Moderna atuação do Tribunal de Contas em tempos de pandemia
Por Conselheiro Wilber Carlos dos Santos Coimbra. Pós-Doutor em Direito, Mestre em Gestão e Desenvolvimento Regional
Notadamente, em época de anormalidade como a que estamos experimentando, sob a pauta da pandemia evidenciada pela COVID-19, o que tem afetado, drasticamente o planejamento e, consequentemente, a capacidade de entrega operacional, a contento, dos imprescindíveis serviços de saúde pública, resta, portanto, induvidoso que o Tribunal de Contas, ao abrigo do constitucionalismo brasileiro é, a toda evidência, carente de legitimidade político-abstrata para se animar, ainda que movido por régios propósitos, a tomada de decisão e, assim, substituir-se ao gestor, na ambiência da gestão pública a cargo dos poderes e instituições sujeitas ao controle externo especializado.

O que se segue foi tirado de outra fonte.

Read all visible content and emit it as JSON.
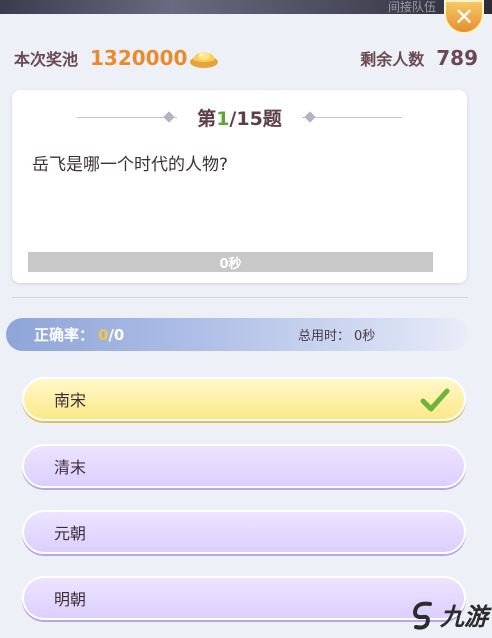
{
  "top": {
    "faded_text": "间接队伍",
    "close_symbol": "✕"
  },
  "header": {
    "pool_label": "本次奖池",
    "pool_value": "1320000",
    "remaining_label": "剩余人数",
    "remaining_value": "789"
  },
  "question": {
    "prefix": "第",
    "current": "1",
    "suffix": "/15题",
    "text": "岳飞是哪一个时代的人物?",
    "timer_text": "0秒"
  },
  "stats": {
    "accuracy_label": "正确率：",
    "accuracy_correct": "0",
    "accuracy_rest": "/0",
    "total_time_label": "总用时：",
    "total_time_value": "0秒"
  },
  "options": [
    {
      "label": "南宋",
      "selected": true
    },
    {
      "label": "清末",
      "selected": false
    },
    {
      "label": "元朝",
      "selected": false
    },
    {
      "label": "明朝",
      "selected": false
    }
  ],
  "watermark": {
    "text": "九游"
  },
  "colors": {
    "pool_value": "#e98a2c",
    "current_question": "#59a832",
    "accuracy_number": "#f3c64a",
    "check": "#6fb43a",
    "selected_option": "#fbe98a",
    "option": "#dccfff"
  }
}
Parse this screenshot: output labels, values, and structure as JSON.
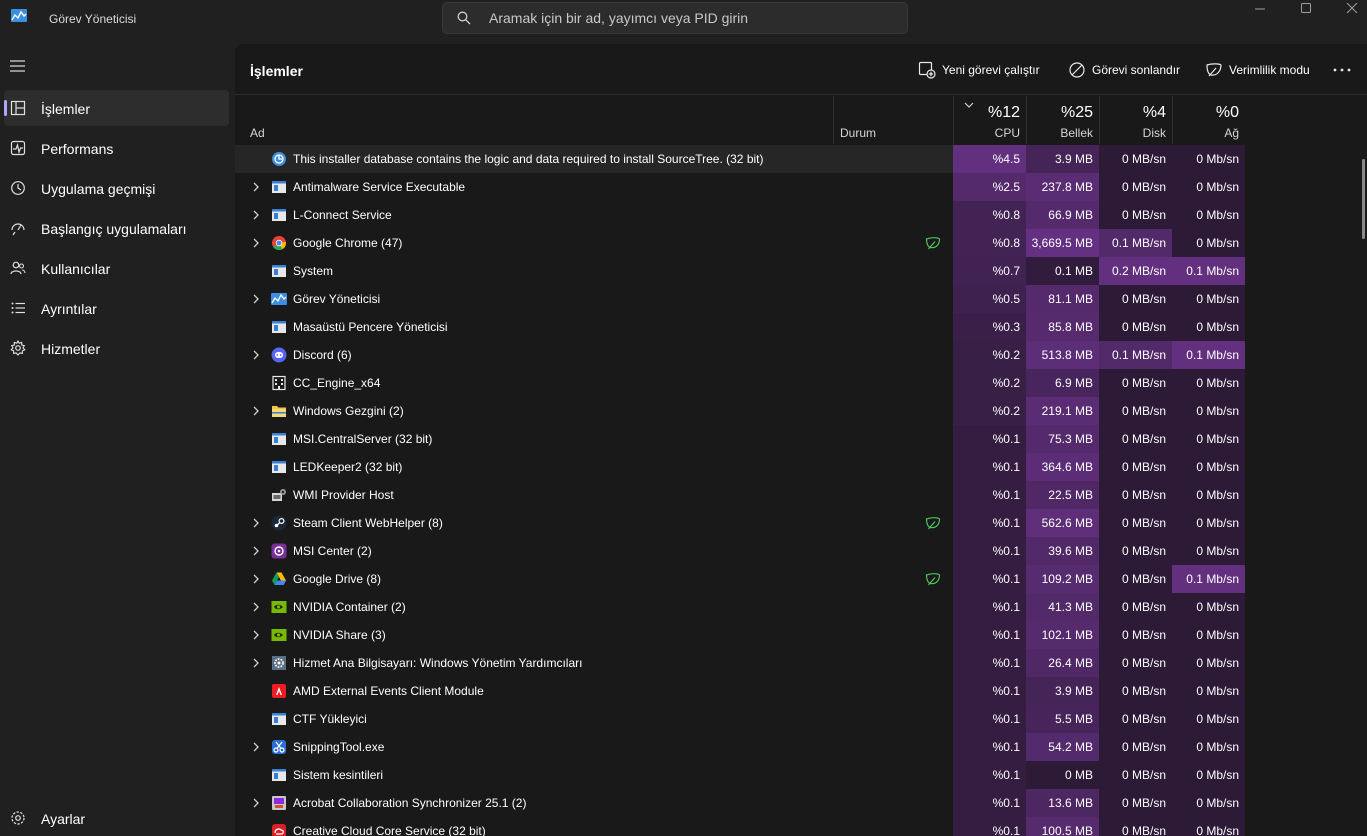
{
  "app": {
    "title": "Görev Yöneticisi",
    "icon": "task-manager-icon"
  },
  "search": {
    "placeholder": "Aramak için bir ad, yayımcı veya PID girin"
  },
  "sidebar": {
    "items": [
      {
        "label": "İşlemler",
        "icon": "processes-icon",
        "active": true
      },
      {
        "label": "Performans",
        "icon": "performance-icon",
        "active": false
      },
      {
        "label": "Uygulama geçmişi",
        "icon": "app-history-icon",
        "active": false
      },
      {
        "label": "Başlangıç uygulamaları",
        "icon": "startup-apps-icon",
        "active": false
      },
      {
        "label": "Kullanıcılar",
        "icon": "users-icon",
        "active": false
      },
      {
        "label": "Ayrıntılar",
        "icon": "details-icon",
        "active": false
      },
      {
        "label": "Hizmetler",
        "icon": "services-icon",
        "active": false
      }
    ],
    "settings_label": "Ayarlar"
  },
  "toolbar": {
    "title": "İşlemler",
    "new_task_label": "Yeni görevi çalıştır",
    "end_task_label": "Görevi sonlandır",
    "efficiency_label": "Verimlilik modu"
  },
  "columns": {
    "name": "Ad",
    "status": "Durum",
    "cpu": {
      "percent": "%12",
      "label": "CPU"
    },
    "memory": {
      "percent": "%25",
      "label": "Bellek"
    },
    "disk": {
      "percent": "%4",
      "label": "Disk"
    },
    "network": {
      "percent": "%0",
      "label": "Ağ"
    }
  },
  "colors": {
    "accent": "#a9a9f5",
    "heat_low": "#2c1a36",
    "heat_mid": "#4a2660",
    "heat_high": "#5c2d78",
    "eco_leaf": "#4cc35a"
  },
  "processes": [
    {
      "name": "This installer database contains the logic and data required to install SourceTree. (32 bit)",
      "icon": "installer-icon",
      "expandable": false,
      "eco": false,
      "cpu": "%4.5",
      "memory": "3.9 MB",
      "disk": "0 MB/sn",
      "network": "0 Mb/sn",
      "selected": true
    },
    {
      "name": "Antimalware Service Executable",
      "icon": "window-app-icon",
      "expandable": true,
      "eco": false,
      "cpu": "%2.5",
      "memory": "237.8 MB",
      "disk": "0 MB/sn",
      "network": "0 Mb/sn"
    },
    {
      "name": "L-Connect Service",
      "icon": "window-app-icon",
      "expandable": true,
      "eco": false,
      "cpu": "%0.8",
      "memory": "66.9 MB",
      "disk": "0 MB/sn",
      "network": "0 Mb/sn"
    },
    {
      "name": "Google Chrome (47)",
      "icon": "chrome-icon",
      "expandable": true,
      "eco": true,
      "cpu": "%0.8",
      "memory": "3,669.5 MB",
      "disk": "0.1 MB/sn",
      "network": "0 Mb/sn"
    },
    {
      "name": "System",
      "icon": "window-app-icon",
      "expandable": false,
      "eco": false,
      "cpu": "%0.7",
      "memory": "0.1 MB",
      "disk": "0.2 MB/sn",
      "network": "0.1 Mb/sn"
    },
    {
      "name": "Görev Yöneticisi",
      "icon": "task-manager-icon",
      "expandable": true,
      "eco": false,
      "cpu": "%0.5",
      "memory": "81.1 MB",
      "disk": "0 MB/sn",
      "network": "0 Mb/sn"
    },
    {
      "name": "Masaüstü Pencere Yöneticisi",
      "icon": "window-app-icon",
      "expandable": false,
      "eco": false,
      "cpu": "%0.3",
      "memory": "85.8 MB",
      "disk": "0 MB/sn",
      "network": "0 Mb/sn"
    },
    {
      "name": "Discord (6)",
      "icon": "discord-icon",
      "expandable": true,
      "eco": false,
      "cpu": "%0.2",
      "memory": "513.8 MB",
      "disk": "0.1 MB/sn",
      "network": "0.1 Mb/sn"
    },
    {
      "name": "CC_Engine_x64",
      "icon": "building-icon",
      "expandable": false,
      "eco": false,
      "cpu": "%0.2",
      "memory": "6.9 MB",
      "disk": "0 MB/sn",
      "network": "0 Mb/sn"
    },
    {
      "name": "Windows Gezgini (2)",
      "icon": "folder-icon",
      "expandable": true,
      "eco": false,
      "cpu": "%0.2",
      "memory": "219.1 MB",
      "disk": "0 MB/sn",
      "network": "0 Mb/sn"
    },
    {
      "name": "MSI.CentralServer (32 bit)",
      "icon": "window-app-icon",
      "expandable": false,
      "eco": false,
      "cpu": "%0.1",
      "memory": "75.3 MB",
      "disk": "0 MB/sn",
      "network": "0 Mb/sn"
    },
    {
      "name": "LEDKeeper2 (32 bit)",
      "icon": "window-app-icon",
      "expandable": false,
      "eco": false,
      "cpu": "%0.1",
      "memory": "364.6 MB",
      "disk": "0 MB/sn",
      "network": "0 Mb/sn"
    },
    {
      "name": "WMI Provider Host",
      "icon": "wmi-icon",
      "expandable": false,
      "eco": false,
      "cpu": "%0.1",
      "memory": "22.5 MB",
      "disk": "0 MB/sn",
      "network": "0 Mb/sn"
    },
    {
      "name": "Steam Client WebHelper (8)",
      "icon": "steam-icon",
      "expandable": true,
      "eco": true,
      "cpu": "%0.1",
      "memory": "562.6 MB",
      "disk": "0 MB/sn",
      "network": "0 Mb/sn"
    },
    {
      "name": "MSI Center (2)",
      "icon": "msi-center-icon",
      "expandable": true,
      "eco": false,
      "cpu": "%0.1",
      "memory": "39.6 MB",
      "disk": "0 MB/sn",
      "network": "0 Mb/sn"
    },
    {
      "name": "Google Drive (8)",
      "icon": "google-drive-icon",
      "expandable": true,
      "eco": true,
      "cpu": "%0.1",
      "memory": "109.2 MB",
      "disk": "0 MB/sn",
      "network": "0.1 Mb/sn"
    },
    {
      "name": "NVIDIA Container (2)",
      "icon": "nvidia-icon",
      "expandable": true,
      "eco": false,
      "cpu": "%0.1",
      "memory": "41.3 MB",
      "disk": "0 MB/sn",
      "network": "0 Mb/sn"
    },
    {
      "name": "NVIDIA Share (3)",
      "icon": "nvidia-icon",
      "expandable": true,
      "eco": false,
      "cpu": "%0.1",
      "memory": "102.1 MB",
      "disk": "0 MB/sn",
      "network": "0 Mb/sn"
    },
    {
      "name": "Hizmet Ana Bilgisayarı: Windows Yönetim Yardımcıları",
      "icon": "service-gear-icon",
      "expandable": true,
      "eco": false,
      "cpu": "%0.1",
      "memory": "26.4 MB",
      "disk": "0 MB/sn",
      "network": "0 Mb/sn"
    },
    {
      "name": "AMD External Events Client Module",
      "icon": "amd-icon",
      "expandable": false,
      "eco": false,
      "cpu": "%0.1",
      "memory": "3.9 MB",
      "disk": "0 MB/sn",
      "network": "0 Mb/sn"
    },
    {
      "name": "CTF Yükleyici",
      "icon": "window-app-icon",
      "expandable": false,
      "eco": false,
      "cpu": "%0.1",
      "memory": "5.5 MB",
      "disk": "0 MB/sn",
      "network": "0 Mb/sn"
    },
    {
      "name": "SnippingTool.exe",
      "icon": "snipping-tool-icon",
      "expandable": true,
      "eco": false,
      "cpu": "%0.1",
      "memory": "54.2 MB",
      "disk": "0 MB/sn",
      "network": "0 Mb/sn"
    },
    {
      "name": "Sistem kesintileri",
      "icon": "window-app-icon",
      "expandable": false,
      "eco": false,
      "cpu": "%0.1",
      "memory": "0 MB",
      "disk": "0 MB/sn",
      "network": "0 Mb/sn"
    },
    {
      "name": "Acrobat Collaboration Synchronizer 25.1 (2)",
      "icon": "acrobat-icon",
      "expandable": true,
      "eco": false,
      "cpu": "%0.1",
      "memory": "13.6 MB",
      "disk": "0 MB/sn",
      "network": "0 Mb/sn"
    },
    {
      "name": "Creative Cloud Core Service (32 bit)",
      "icon": "creative-cloud-icon",
      "expandable": false,
      "eco": false,
      "cpu": "%0.1",
      "memory": "100.5 MB",
      "disk": "0 MB/sn",
      "network": "0 Mb/sn"
    }
  ]
}
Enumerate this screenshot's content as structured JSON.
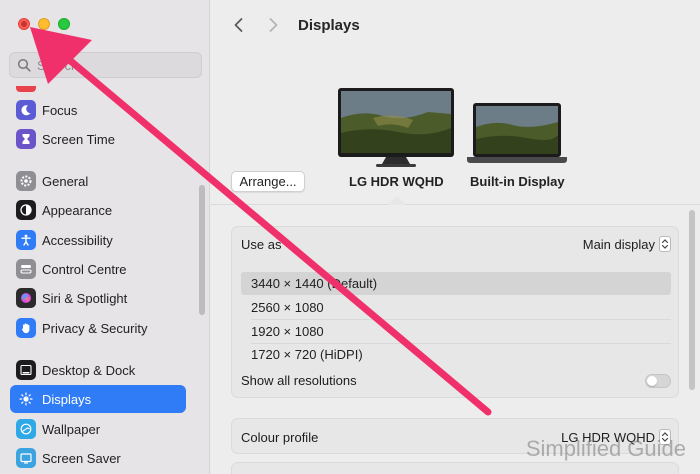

Em reforço argumentativo ao que foi dito em linhas precedentes, sob pena de compartilhar da responsabilidade pelos resultados de ausência de governança pública, daí, porque a mencionada Entidade Superior Controladora não concentra, em si, a força institucional para promover a opção política de emprego e da gestão dos recursos públicos, mas filtra, fortemente, e, para tal fim, incorpora constitucionalmente elementos catalisadores vertidos numa prática legítima de correção ou justificação, cujo uso dessa ação se inclina exclusivamente para a concretude das prioridades constitucionais colimadas, em destaque, no ponto, ao bem-valor fundamental que é a efetiva promoção da saúde pública.
De outra forma, o Tribunal de Contas politizado ou envolto em desmedido ativismo jurisdicional corre o sério risco de sucumbir-se ao marketing das opiniões em desarrazoado desprestígio à fundamentação e à imprescindível argumentação decisória dos seus especializados pronunciamentos, como fonte que dimanam a estabilidade da confiança e legitimação, desse modo, restringindo as suas relevantes e singulares competências constitucionais a essas atraentes e voluptuárias crenças, dessarte, a tornar-se, indesejavelmente turvo e espasmódico, sob as lentes prosaicas do jogo de interesse sub-reptício, exponencialmente robustecido pelas narrativas dos tempos sombrios de pós-verdade.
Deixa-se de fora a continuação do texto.